Dáil debates

Wednesday, 7 December 2022

Patient Safety (Notifiable Patient Safety Incidents) Bill 2019: Report Stage

 

5:07 pm

Photo of Pat BuckleyPat Buckley (Cork East, Sinn Fein) | Oireachtas source

I suppose the Minister is black and blue from listening to it, but I will cut straight to the chase. The duty of candour has to be put on a statutory footing. In the short few years I have been here, we have scandals including CervicalCheck, vaginal mesh, mother and baby homes, the mental health system and the disability system. It comes down to oversight, accountability and responsibility.

We are all working on this Bill together. That is the agreed basis. The Minister has heard most of us talk about it. If we cannot keep the onus on the service provider or the clinicians we are going back to where we started before. We will have nothing. People will lose faith in the screening services and we do not want that.

I will not mention any names but the patients are really at the heart of this. As I was listening to the debate I was saying to myself that we should not even be here. How hard is it to do the right thing? Let us break the status quo. Why is the Government so frightened? If we put the duty of candour on a statutory footing we will be nailing down accountability, responsibility and the oversight. It does not matter how big the mistake was or how far the actual incident had gone, it is about having the cojones to stand up and say we made a mistake and this person needs to be told the truth today. It is ludicrous that people are waiting on their screens to come back. I do not even think people are aware they actually have to ask for their results and whatever. If there is something wrong a person should be automatically told.

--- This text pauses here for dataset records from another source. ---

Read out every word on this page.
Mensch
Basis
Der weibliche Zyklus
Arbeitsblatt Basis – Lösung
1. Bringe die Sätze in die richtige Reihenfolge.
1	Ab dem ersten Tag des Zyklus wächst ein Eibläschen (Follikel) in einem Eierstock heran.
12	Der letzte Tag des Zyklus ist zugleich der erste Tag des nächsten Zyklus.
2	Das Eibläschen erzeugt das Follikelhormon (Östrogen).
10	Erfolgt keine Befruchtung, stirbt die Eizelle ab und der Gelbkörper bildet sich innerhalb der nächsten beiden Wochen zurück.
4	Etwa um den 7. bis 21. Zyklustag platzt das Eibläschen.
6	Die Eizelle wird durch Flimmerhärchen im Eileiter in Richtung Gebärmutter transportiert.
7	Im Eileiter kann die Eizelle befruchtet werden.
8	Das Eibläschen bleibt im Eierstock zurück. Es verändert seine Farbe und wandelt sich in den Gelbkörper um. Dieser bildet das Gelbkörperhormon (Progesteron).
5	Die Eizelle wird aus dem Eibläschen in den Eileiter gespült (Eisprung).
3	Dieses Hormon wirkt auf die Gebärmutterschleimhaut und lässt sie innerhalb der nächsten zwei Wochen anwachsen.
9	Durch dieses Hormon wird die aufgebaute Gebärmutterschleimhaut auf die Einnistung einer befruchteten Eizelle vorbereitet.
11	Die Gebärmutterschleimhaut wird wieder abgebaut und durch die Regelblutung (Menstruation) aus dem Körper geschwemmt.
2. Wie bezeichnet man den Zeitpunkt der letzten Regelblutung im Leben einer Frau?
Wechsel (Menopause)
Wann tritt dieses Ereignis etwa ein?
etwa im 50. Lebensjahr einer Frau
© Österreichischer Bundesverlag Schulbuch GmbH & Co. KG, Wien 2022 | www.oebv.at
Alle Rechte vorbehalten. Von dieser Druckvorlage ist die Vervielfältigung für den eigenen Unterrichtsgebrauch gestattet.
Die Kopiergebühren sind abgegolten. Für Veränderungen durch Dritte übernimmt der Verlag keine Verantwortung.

I worked on the protected disclosures legislation and one of the big changes in the Act that will be coming into force in January is the reversal of the burden of proof. Where somebody in a whistle-blowing situation made a protected disclosure, the person it was made to had no obligation to prove the whistle-blower was actually telling the truth. I raise that because with the duty of candour we are not forcing but putting it into law and doing the right thing by stating that people have a responsibiltiy in their jobs, whatever it is, and they will be held accountable. It is very easy to see when somebody is taking on this job that it is not a quick flip for money. I still cannot understand why we even outsourced these services when we have plenty of people well capable of carrying this out. It has been said many times that there is nobody on this side of the House, or any side of it, who has issues with the Bill, except for this one little thing. Paper never refuses ink, so the Minister still has an opportunity to change things and change them for the right. We cannot bring back any family members or anybody who has unfortunately passed but we can certainly take a giant step forward in doing the right thing. We can say we as a collective body passed legislation that had the core principles of proper oversight, proper accountability and proper responsibility, but with the responsibility on the service providers as well as on the patients.

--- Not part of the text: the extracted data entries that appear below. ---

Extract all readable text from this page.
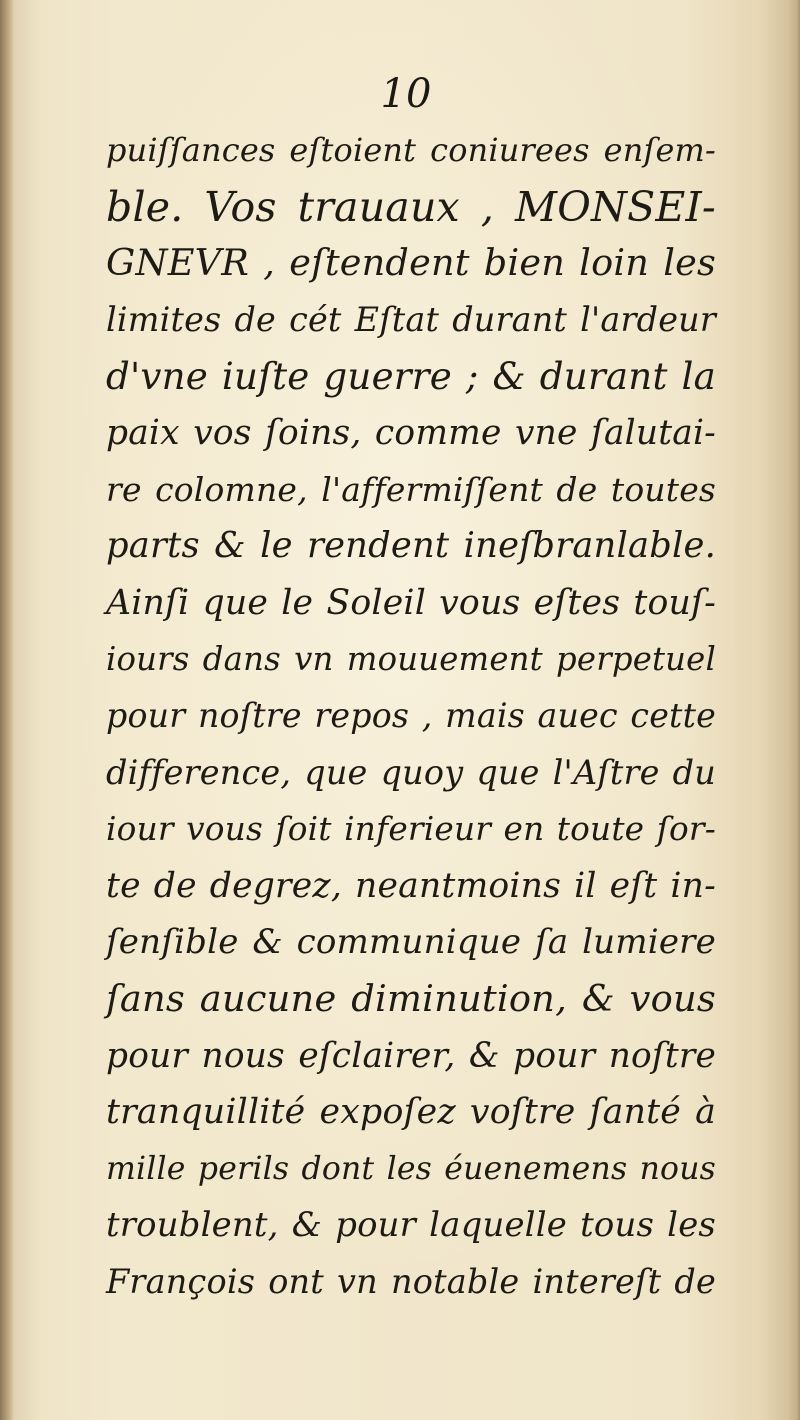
10
puiſſances eſtoient coniurees enſem-
ble. Vos trauaux , MONSEI-
GNEVR , eſtendent bien loin les
limites de cét Eſtat durant l'ardeur
d'vne iuſte guerre ; & durant la
paix vos ſoins, comme vne ſalutai-
re colomne, l'affermiſſent de toutes
parts & le rendent ineſbranlable.
Ainſi que le Soleil vous eſtes touſ-
iours dans vn mouuement perpetuel
pour noſtre repos , mais auec cette
difference, que quoy que l'Aſtre du
iour vous ſoit inferieur en toute ſor-
te de degrez, neantmoins il eſt in-
ſenſible & communique ſa lumiere
ſans aucune diminution, & vous
pour nous eſclairer, & pour noſtre
tranquillité expoſez voſtre ſanté à
mille perils dont les éuenemens nous
troublent, & pour laquelle tous les
François ont vn notable intereſt de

I was reading though one of the notes, from which I will quote, "It was described by a survivor as like the tribunal all over again, nothing would be changed and we would have to look for it. That is not what we want, that we would actually have to look for our information". I appeal to the Minister. As I said, paper does not refuse ink. He can change things here. If we can nail down that duty of candour we will have done something right. My wife uses the services, as does my daughter. We want faith in them. You do not want something hanging over you just because of a technical glitch or because it was another word that was absent from this legislation. I appeal to the Minister. At the moment a service provider or clinician can sit back and say that if a patient does not ask them, they do not have to tell the patient. That is not proper legislation. There is a duty to say hold on, something is wrong here and to let that person or family know. It sounds like common sense but sometimes common sense - not even in inverted commas - comes into the House. It drives me bonkers and drives me mad. It is like self-regulation. If the Minister has the HSE investigating the HSE, we are not going to get accountability. We are not going to get proper oversight. I appeal to the Minister, if it is the only thing he can do, to ensure the duty of candour is on a statutory footing and that everybody involved moving forward will be held accountable if they do not do their job properly. Surely everybody should be responsible for what they do?